You’ll find towers in various stages of planning or building on corners throughout downtown Austin, but two really stand out this month as signs of upcoming change — the southeast corner of West Fifth and Colorado Streets; and the southeast corner of West Sixth and Guadalupe Streets. Let’s hike down there and see what’s cooking.
West Fifth and Colorado
Demolition kicked off last month at the southeast corner of West Fifth and Colorado Streets, clearing several buildings most recently occupied by restaurants Chinatown and Lonesome Dove, the latter relocating to a new location up the street — along with the structure at 409 Colorado Street currently being used as offices, but best known for its history as the original home of the Alamo Drafthouse Cinema’s first single-screen theater in 1997, long before anyone could imagine this homegrown chain would become a national phenomenon. C’est la vie.
Once this corner’s cleared and prepped, we’ll likely see a quick groundbreaking on the 415 Colorado tower by investors Stonelake Capital Partners, a 47-floor, 640-foot residential and office tower designed by Houston firm Ziegler Cooper Architects, along with landscape architects TBG Partners and general contractors Harvey-Cleary.
Potentially completed by 2024, the project’s set to bring 110,000 square feet of offices beneath 328 apartments to the site — and yes, as we were happy to confirm last month, the building has been redesigned to include retail space, making the future of this corner much more interesting for those of us who don’t live or work there.
West Sixth and Guadalupe
Just a few blocks away at West Sixth and Guadalupe, we arrive at our much less photogenic corner transformation — visible demolition hasn’t commenced just yet, but fences are up on behalf of development team Ryan Companies and Tishman Speyer for the clearing of this corner drive-thru bank, along with the 1927 structure most recently home to Maiko Sushi Lounge. Good news for all the Maikoheads out there who were pretty gutted this place closed — it’s already got a new location open at the old Max’s Wine Dive space at 207 San Jacinto Boulevard. Local news doesn’t seem to have noticed this yet, but it’s there!

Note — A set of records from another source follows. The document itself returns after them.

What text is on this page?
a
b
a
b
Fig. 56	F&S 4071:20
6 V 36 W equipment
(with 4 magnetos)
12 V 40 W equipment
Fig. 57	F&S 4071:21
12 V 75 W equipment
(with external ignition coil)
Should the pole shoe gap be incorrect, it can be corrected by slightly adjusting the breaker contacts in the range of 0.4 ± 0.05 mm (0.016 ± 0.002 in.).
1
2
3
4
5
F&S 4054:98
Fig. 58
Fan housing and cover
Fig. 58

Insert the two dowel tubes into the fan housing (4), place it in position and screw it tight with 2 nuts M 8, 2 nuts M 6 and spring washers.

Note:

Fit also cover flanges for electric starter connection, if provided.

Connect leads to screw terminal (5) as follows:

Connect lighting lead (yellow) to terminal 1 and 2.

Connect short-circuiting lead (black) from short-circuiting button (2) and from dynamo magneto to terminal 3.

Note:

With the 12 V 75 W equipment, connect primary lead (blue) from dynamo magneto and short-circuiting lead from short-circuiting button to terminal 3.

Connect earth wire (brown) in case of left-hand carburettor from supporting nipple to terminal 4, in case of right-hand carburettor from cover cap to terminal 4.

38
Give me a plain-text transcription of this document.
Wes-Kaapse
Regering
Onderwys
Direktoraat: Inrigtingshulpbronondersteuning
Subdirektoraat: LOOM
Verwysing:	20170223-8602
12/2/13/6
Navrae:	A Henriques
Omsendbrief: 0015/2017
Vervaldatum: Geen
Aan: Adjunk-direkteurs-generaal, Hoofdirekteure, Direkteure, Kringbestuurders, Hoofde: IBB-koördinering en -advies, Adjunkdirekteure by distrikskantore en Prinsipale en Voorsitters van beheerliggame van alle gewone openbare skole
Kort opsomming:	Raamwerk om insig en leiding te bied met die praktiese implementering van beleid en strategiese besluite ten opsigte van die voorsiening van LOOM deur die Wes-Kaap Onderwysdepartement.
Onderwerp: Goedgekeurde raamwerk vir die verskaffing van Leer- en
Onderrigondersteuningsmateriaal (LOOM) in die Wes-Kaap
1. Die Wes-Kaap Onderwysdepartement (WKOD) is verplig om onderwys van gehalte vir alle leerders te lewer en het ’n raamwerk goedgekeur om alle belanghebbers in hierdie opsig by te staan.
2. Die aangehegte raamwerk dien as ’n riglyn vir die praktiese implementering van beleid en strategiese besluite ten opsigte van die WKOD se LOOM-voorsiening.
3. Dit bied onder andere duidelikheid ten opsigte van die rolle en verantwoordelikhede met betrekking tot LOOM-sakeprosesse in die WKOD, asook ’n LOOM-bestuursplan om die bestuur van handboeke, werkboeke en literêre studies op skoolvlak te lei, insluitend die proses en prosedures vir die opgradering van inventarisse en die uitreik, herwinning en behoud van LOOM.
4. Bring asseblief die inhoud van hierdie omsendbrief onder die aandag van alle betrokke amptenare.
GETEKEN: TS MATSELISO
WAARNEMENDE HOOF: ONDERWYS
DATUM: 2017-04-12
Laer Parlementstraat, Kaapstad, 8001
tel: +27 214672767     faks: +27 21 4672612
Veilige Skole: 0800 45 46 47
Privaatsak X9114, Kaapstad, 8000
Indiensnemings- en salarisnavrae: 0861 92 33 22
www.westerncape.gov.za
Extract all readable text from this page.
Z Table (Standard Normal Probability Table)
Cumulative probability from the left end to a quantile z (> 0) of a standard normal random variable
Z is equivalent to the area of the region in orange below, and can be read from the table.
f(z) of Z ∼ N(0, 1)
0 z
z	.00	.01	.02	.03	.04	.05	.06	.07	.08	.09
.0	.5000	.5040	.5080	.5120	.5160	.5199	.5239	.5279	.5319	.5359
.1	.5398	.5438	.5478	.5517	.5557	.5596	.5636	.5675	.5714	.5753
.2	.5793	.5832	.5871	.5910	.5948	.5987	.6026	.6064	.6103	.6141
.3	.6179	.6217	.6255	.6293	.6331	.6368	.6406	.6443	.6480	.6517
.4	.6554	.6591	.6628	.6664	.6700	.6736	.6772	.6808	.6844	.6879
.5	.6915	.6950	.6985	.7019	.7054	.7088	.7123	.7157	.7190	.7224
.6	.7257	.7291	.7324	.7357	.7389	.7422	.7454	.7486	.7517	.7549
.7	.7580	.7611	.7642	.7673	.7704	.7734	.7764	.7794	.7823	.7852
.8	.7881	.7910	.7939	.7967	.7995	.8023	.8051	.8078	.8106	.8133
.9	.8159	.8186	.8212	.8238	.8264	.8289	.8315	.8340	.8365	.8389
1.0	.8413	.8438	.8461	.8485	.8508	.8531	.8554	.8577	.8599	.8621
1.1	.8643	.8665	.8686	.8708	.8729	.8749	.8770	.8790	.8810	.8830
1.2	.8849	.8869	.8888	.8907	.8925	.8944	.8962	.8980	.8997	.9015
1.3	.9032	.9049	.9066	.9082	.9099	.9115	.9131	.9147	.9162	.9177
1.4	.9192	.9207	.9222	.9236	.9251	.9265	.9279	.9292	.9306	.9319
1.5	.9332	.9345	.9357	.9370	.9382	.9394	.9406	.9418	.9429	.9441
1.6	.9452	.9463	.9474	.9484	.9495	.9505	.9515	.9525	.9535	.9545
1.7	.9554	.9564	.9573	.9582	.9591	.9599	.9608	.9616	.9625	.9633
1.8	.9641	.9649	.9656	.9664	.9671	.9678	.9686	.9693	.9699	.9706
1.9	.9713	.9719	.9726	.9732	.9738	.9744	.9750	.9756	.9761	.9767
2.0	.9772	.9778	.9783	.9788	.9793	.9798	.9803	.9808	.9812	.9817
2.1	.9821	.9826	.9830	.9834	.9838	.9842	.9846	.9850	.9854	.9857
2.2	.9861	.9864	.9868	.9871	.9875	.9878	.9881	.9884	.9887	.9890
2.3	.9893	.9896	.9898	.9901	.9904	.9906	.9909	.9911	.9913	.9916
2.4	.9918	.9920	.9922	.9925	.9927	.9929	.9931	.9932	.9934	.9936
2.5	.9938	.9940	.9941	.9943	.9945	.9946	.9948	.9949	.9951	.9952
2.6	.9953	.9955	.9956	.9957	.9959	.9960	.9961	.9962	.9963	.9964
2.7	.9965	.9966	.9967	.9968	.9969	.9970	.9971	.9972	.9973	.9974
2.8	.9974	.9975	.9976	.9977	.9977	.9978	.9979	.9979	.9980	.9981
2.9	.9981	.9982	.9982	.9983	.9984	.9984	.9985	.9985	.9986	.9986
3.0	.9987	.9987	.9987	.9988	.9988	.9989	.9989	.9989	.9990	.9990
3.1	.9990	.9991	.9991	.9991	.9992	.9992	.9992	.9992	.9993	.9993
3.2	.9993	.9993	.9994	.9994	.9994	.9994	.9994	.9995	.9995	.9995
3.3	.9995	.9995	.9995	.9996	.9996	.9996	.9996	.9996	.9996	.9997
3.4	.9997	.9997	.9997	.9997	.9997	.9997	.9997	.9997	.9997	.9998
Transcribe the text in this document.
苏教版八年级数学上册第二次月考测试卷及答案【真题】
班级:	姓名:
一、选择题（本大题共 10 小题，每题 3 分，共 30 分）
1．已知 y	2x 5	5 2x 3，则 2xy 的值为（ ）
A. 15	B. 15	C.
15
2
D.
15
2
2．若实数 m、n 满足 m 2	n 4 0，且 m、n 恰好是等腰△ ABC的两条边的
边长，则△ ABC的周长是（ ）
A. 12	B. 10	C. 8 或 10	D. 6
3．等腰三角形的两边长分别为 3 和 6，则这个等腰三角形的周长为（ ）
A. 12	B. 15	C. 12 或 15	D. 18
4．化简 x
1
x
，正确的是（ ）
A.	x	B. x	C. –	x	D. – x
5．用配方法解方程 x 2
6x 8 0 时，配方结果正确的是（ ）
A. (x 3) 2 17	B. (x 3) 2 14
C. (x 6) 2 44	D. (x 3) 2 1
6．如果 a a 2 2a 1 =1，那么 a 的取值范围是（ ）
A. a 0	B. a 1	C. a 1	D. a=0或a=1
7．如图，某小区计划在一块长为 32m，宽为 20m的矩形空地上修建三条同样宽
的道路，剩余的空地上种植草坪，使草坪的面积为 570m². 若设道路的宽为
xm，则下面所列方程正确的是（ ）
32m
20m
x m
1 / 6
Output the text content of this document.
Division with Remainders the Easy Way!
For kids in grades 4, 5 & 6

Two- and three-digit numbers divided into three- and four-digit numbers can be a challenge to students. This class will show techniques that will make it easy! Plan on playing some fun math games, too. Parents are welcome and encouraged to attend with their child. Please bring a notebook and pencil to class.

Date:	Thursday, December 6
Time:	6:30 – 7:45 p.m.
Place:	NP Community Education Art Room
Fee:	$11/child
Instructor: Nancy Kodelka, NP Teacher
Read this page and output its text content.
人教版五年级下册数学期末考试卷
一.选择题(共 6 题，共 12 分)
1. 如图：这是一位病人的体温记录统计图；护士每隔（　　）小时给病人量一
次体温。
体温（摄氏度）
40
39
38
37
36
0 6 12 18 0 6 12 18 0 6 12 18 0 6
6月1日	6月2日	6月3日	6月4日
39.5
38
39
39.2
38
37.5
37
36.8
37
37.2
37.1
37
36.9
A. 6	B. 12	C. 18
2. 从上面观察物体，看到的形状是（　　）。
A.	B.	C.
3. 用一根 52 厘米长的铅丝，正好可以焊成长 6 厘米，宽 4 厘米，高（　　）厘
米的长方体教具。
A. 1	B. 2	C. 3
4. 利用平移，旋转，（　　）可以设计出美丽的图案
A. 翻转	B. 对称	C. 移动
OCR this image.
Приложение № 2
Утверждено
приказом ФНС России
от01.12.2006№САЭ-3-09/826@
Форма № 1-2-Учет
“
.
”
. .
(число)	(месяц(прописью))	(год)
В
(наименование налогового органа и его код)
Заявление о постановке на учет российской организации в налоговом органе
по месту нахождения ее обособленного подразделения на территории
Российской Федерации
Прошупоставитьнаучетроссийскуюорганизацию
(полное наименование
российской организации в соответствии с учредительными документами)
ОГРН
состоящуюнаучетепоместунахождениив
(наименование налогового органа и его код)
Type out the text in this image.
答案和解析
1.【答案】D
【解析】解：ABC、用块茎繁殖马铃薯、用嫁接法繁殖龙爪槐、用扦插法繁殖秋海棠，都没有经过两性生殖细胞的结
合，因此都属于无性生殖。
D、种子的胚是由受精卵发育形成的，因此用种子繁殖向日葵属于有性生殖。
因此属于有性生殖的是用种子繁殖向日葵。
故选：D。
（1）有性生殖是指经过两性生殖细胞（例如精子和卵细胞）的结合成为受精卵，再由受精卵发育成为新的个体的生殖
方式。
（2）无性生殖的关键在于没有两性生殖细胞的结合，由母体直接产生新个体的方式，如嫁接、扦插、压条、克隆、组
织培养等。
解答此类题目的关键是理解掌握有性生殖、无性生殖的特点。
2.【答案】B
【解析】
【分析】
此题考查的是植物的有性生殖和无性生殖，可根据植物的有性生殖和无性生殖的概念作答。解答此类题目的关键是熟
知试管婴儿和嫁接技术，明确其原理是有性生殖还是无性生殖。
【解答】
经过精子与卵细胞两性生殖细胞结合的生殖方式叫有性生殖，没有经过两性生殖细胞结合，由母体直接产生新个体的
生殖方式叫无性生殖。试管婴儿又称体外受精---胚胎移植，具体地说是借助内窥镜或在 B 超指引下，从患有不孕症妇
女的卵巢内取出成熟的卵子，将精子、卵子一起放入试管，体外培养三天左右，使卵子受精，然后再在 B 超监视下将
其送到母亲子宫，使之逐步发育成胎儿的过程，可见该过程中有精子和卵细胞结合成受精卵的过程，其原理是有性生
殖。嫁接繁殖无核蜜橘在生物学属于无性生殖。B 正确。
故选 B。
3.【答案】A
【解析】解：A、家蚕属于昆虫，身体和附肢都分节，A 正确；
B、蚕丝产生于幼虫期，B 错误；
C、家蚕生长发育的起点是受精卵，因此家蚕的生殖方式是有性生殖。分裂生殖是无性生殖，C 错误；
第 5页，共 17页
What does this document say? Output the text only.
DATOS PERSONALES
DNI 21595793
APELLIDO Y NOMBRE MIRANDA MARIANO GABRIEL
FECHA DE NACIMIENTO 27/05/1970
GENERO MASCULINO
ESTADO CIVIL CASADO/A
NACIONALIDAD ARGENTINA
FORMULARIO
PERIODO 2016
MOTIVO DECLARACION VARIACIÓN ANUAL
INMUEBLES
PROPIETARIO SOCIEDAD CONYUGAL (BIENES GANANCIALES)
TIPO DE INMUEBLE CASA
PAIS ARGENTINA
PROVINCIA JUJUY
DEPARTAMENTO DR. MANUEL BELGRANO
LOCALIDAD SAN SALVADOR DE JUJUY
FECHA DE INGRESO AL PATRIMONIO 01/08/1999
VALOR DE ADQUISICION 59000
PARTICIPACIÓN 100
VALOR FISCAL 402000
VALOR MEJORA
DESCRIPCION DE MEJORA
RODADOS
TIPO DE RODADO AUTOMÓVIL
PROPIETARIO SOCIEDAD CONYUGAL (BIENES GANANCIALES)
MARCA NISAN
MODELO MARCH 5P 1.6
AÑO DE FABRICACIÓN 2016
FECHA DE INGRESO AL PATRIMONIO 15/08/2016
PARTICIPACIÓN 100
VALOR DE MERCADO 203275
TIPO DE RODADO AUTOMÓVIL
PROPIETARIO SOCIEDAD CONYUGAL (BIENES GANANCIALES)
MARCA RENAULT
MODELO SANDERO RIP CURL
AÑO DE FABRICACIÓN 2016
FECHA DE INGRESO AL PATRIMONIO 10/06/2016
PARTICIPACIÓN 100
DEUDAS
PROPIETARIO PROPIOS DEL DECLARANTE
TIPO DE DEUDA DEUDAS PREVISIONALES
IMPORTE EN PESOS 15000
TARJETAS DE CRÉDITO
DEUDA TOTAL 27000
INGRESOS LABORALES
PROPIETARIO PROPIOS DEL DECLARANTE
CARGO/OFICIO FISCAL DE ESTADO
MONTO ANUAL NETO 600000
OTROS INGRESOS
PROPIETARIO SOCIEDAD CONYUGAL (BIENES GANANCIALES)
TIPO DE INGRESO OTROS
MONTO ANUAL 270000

So what’s going up here? Once the corner’s cleared out, we expect to see forward motion on Ryan/Tishman’s 321 West tower plan, most recently described as a mixed-use project containing 140,000 square feet of office space beneath 370 apartments — making the two plans we’re discussing in this article surprisingly similar! The 321 West project looks a bit different than the 415 Colorado tower, however, with a design from architects Page we’ve described before as “pleasingly narrow.” The height on this one has jumped around a bit, but based on the latest reports we’re expecting a tower between 55 and 58 floors rising 675 feet or more.
That’s not the only thing still up in the air about this project, with the tower originally announced as a Ryan Companies project on behalf of bank chain BBVA, meaning most of the renderings we’ve seen have the bank’s logo at the top. Thing is, that bank doesn’t really exist anymore, having been bought out in 2021 by larger bank holding company PNC Financial Services. The Ryan/Tishman developer partnership now owns the property, so it’s unclear whether the ground-level retail space of the building will still contain a bank like we saw in earlier plans — we kinda hope it doesn’t, since a bank is less fun than almost any other commercial use. Heck, we’d prefer a dentist.